Altaylı’nın bugünkü yazısından ilgili bölüm şöyle:
Arlı olmanın ayıp, arsız olmanın ise makbul olduğu bir ülkeye dönüşünce, haliyle ayrık otu gibi ortada kalıyorsun.
Haliyle sözde meslektaşların tarafından “yalancılıkla” suçlanıyor en azından bu suçlamalara aracılık ediyorsun.
Müthiş bir başarı ile tamamladığımız Avrupa Futbol Şampiyonası finalleri öncesi bir yazı yazdım ve TRT’nin bu finallere 100 kişiyi davet ettiğini yazdım.
Bunu doğru bulmadığımı, bizim vergilerimizle yaşayan bir kurum olan TRT’nin turizm şirketi olmadığını belirttim.

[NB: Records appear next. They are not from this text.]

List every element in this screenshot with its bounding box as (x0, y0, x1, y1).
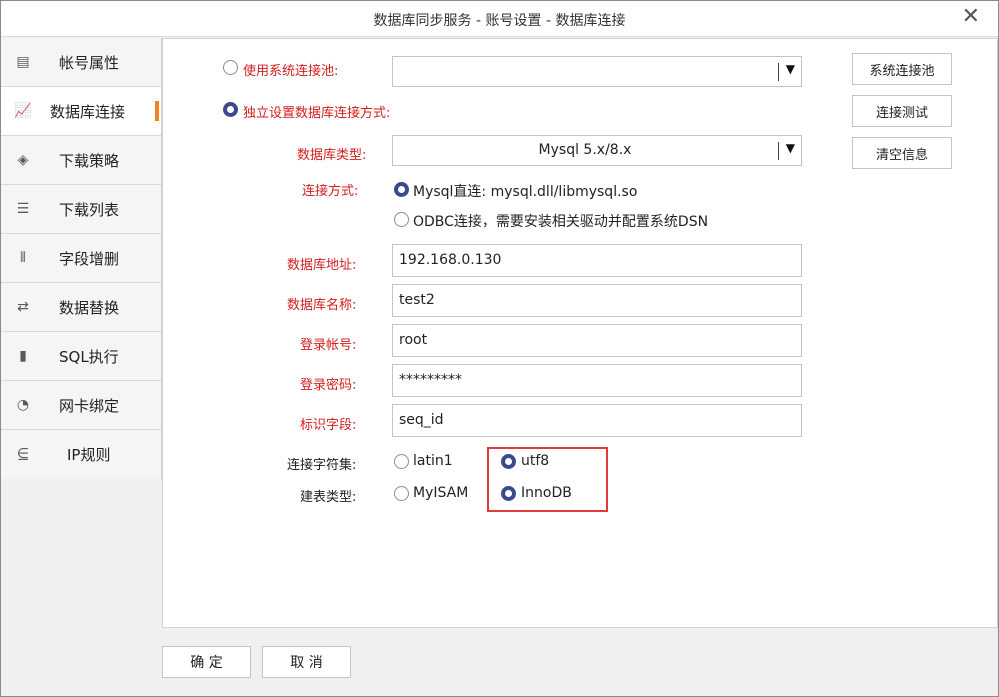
db-type-select[interactable]: Mysql 5.x/8.x ▼ (392, 135, 802, 166)
sidebar-item-data-replace[interactable]: ⇄ 数据替换 (1, 283, 161, 332)
chevron-down-icon: ▼ (785, 141, 795, 155)
field-columns-icon: ⦀ (19, 250, 27, 266)
conn-mysql-radio[interactable] (394, 182, 409, 197)
connection-test-button[interactable]: 连接测试 (852, 95, 952, 127)
sidebar-item-label: 下载列表 (59, 201, 120, 219)
sidebar-item-label: IP规则 (67, 446, 111, 464)
sidebar-item-label: SQL执行 (59, 348, 119, 366)
sidebar-item-label: 帐号属性 (59, 54, 120, 72)
pie-chart-icon: ◔ (16, 397, 30, 413)
replace-icon: ⇄ (17, 299, 29, 315)
sidebar-item-label: 网卡绑定 (59, 397, 120, 415)
db-type-value: Mysql 5.x/8.x (538, 142, 632, 158)
conn-mysql-label: Mysql直连: mysql.dll/libmysql.so (413, 184, 638, 200)
db-name-input[interactable]: test2 (392, 284, 802, 317)
login-account-input[interactable]: root (392, 324, 802, 357)
cancel-button[interactable]: 取 消 (262, 646, 351, 678)
bar-chart-icon: ▮ (19, 348, 27, 364)
clear-info-button[interactable]: 清空信息 (852, 137, 952, 169)
login-password-input[interactable]: ********* (392, 364, 802, 397)
charset-latin1-radio[interactable] (394, 454, 409, 469)
use-pool-label: 使用系统连接池: (243, 64, 339, 79)
sidebar-item-label: 字段增删 (59, 250, 120, 268)
chevron-down-icon: ▼ (785, 62, 795, 76)
database-chart-icon: 📈 (14, 103, 32, 119)
ip-rule-icon: ⋸ (16, 446, 30, 462)
combo-separator (778, 63, 779, 81)
sidebar-item-download-strategy[interactable]: ◈ 下载策略 (1, 136, 161, 185)
sidebar-item-label: 数据替换 (59, 299, 120, 317)
db-name-label: 数据库名称: (287, 298, 357, 313)
table-myisam-radio[interactable] (394, 486, 409, 501)
sidebar-item-download-list[interactable]: ☰ 下载列表 (1, 185, 161, 234)
conn-odbc-label: ODBC连接，需要安装相关驱动并配置系统DSN (413, 214, 709, 230)
window-title: 数据库同步服务 - 账号设置 - 数据库连接 (373, 13, 626, 29)
dialog-window: 数据库同步服务 - 账号设置 - 数据库连接 ✕ ▤ 帐号属性 📈 数据库连接 … (0, 0, 999, 697)
id-field-label: 标识字段: (300, 418, 357, 433)
sidebar-item-ip-rules[interactable]: ⋸ IP规则 (1, 430, 161, 479)
login-password-label: 登录密码: (300, 378, 357, 393)
charset-label: 连接字符集: (287, 458, 357, 473)
sidebar-item-nic-binding[interactable]: ◔ 网卡绑定 (1, 381, 161, 430)
ok-button[interactable]: 确 定 (162, 646, 251, 678)
db-address-label: 数据库地址: (287, 258, 357, 273)
sidebar-item-database-connection[interactable]: 📈 数据库连接 (1, 87, 161, 136)
sidebar: ▤ 帐号属性 📈 数据库连接 ◈ 下载策略 ☰ 下载列表 ⦀ 字段增删 ⇄ 数据… (1, 38, 162, 479)
close-icon[interactable]: ✕ (962, 5, 980, 29)
login-account-label: 登录帐号: (300, 338, 357, 353)
independent-radio[interactable] (223, 102, 238, 117)
list-icon: ☰ (16, 201, 30, 217)
sidebar-item-label: 数据库连接 (50, 103, 126, 121)
id-field-input[interactable]: seq_id (392, 404, 802, 437)
pool-select[interactable]: ▼ (392, 56, 802, 87)
active-indicator (155, 101, 159, 121)
sidebar-item-account-properties[interactable]: ▤ 帐号属性 (1, 38, 161, 87)
combo-separator (778, 142, 779, 160)
sidebar-item-field-edit[interactable]: ⦀ 字段增删 (1, 234, 161, 283)
independent-label: 独立设置数据库连接方式: (243, 106, 391, 121)
highlight-annotation (487, 447, 608, 512)
table-myisam-label: MyISAM (413, 485, 469, 501)
sidebar-item-sql-exec[interactable]: ▮ SQL执行 (1, 332, 161, 381)
charset-latin1-label: latin1 (413, 453, 453, 469)
db-type-label: 数据库类型: (297, 148, 367, 163)
title-bar: 数据库同步服务 - 账号设置 - 数据库连接 ✕ (1, 1, 998, 37)
db-address-input[interactable]: 192.168.0.130 (392, 244, 802, 277)
sidebar-item-label: 下载策略 (59, 152, 120, 170)
account-card-icon: ▤ (16, 54, 30, 70)
conn-odbc-radio[interactable] (394, 212, 409, 227)
diamond-icon: ◈ (17, 152, 29, 168)
use-pool-radio[interactable] (223, 60, 238, 75)
system-pool-button[interactable]: 系统连接池 (852, 53, 952, 85)
table-type-label: 建表类型: (300, 490, 357, 505)
conn-method-label: 连接方式: (302, 184, 359, 199)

TRT’nin Genel Müdürü İbrahim Eren, Ali Eyüboğlu isimli bir magazin yazarı ile bir röportaj yapmış ve elbirliği ile beni yalanlamışlar.
Genel Müdür, magazin yazarına “Kasamızdan para çıkmadı. Buraya getirdiğimiz misafirlerimizin uçak ve otel masraflarını reklam müşterimiz ETS Tur karşıladı. ETS Tur’la barter yaptık” demiş.
Bu ne demek.
ETS Tur uçak biletlerini ve otel masraflarını karşıladı, biz de bu iş karşılığında ETS Tur’a reklam yeri verdik demek.
Peki onca insanı maç izlemeye götürmemiş olsanız ETS Tur size ne verecekti?
Tabii ki, para.
Ha parayı alıp bilet ve otel paralarını ödemişsin.
Ha parayı almadan ETS Tur’a bilet ve otel paralarını sen öde demişsin.
Ne farkı var.
Ahmak mıyız biz!
Ve siz Ali Eyüboğlu.
Bu şahane röportajı nerede yaptınız İbrahim Eren’le?
İnşallah Bakü’de ya da Bakü yolunda uçakta değildir.
Bu arada bu rezaletin yeni farkına varanlara da gülüyorum.
Yine geç olması hiç olmamasından iyidir.
Di mi Ali Eyüboğlu Bey!
Sponsor başka kamu yayıncısı başka
Şunu da ekleyeyim.
Bu tip turnuvalara sponsor olan özel şirketler bu organizasyonlara elbette müşterilerini, taraftarları, medyayı götürebilirler.
Zaten bu turnuvaları organize eden FIFA, UEFA gibi kurumlar tribünlerin büyük bölümünü bu sponsorlara tahsis ederler.
Sponsorlar da halkla ilişkiler faaliyeti ve müşteri ilişkileri açısından bu turnuvalara insanları götürebilirler.
Sonuçta bu firmalar halkın vergileri ile yaşayan kuruluşlar değildir.
Ama TRT gibi kamu kurumları, kamu parasını böyle harcayamazlar.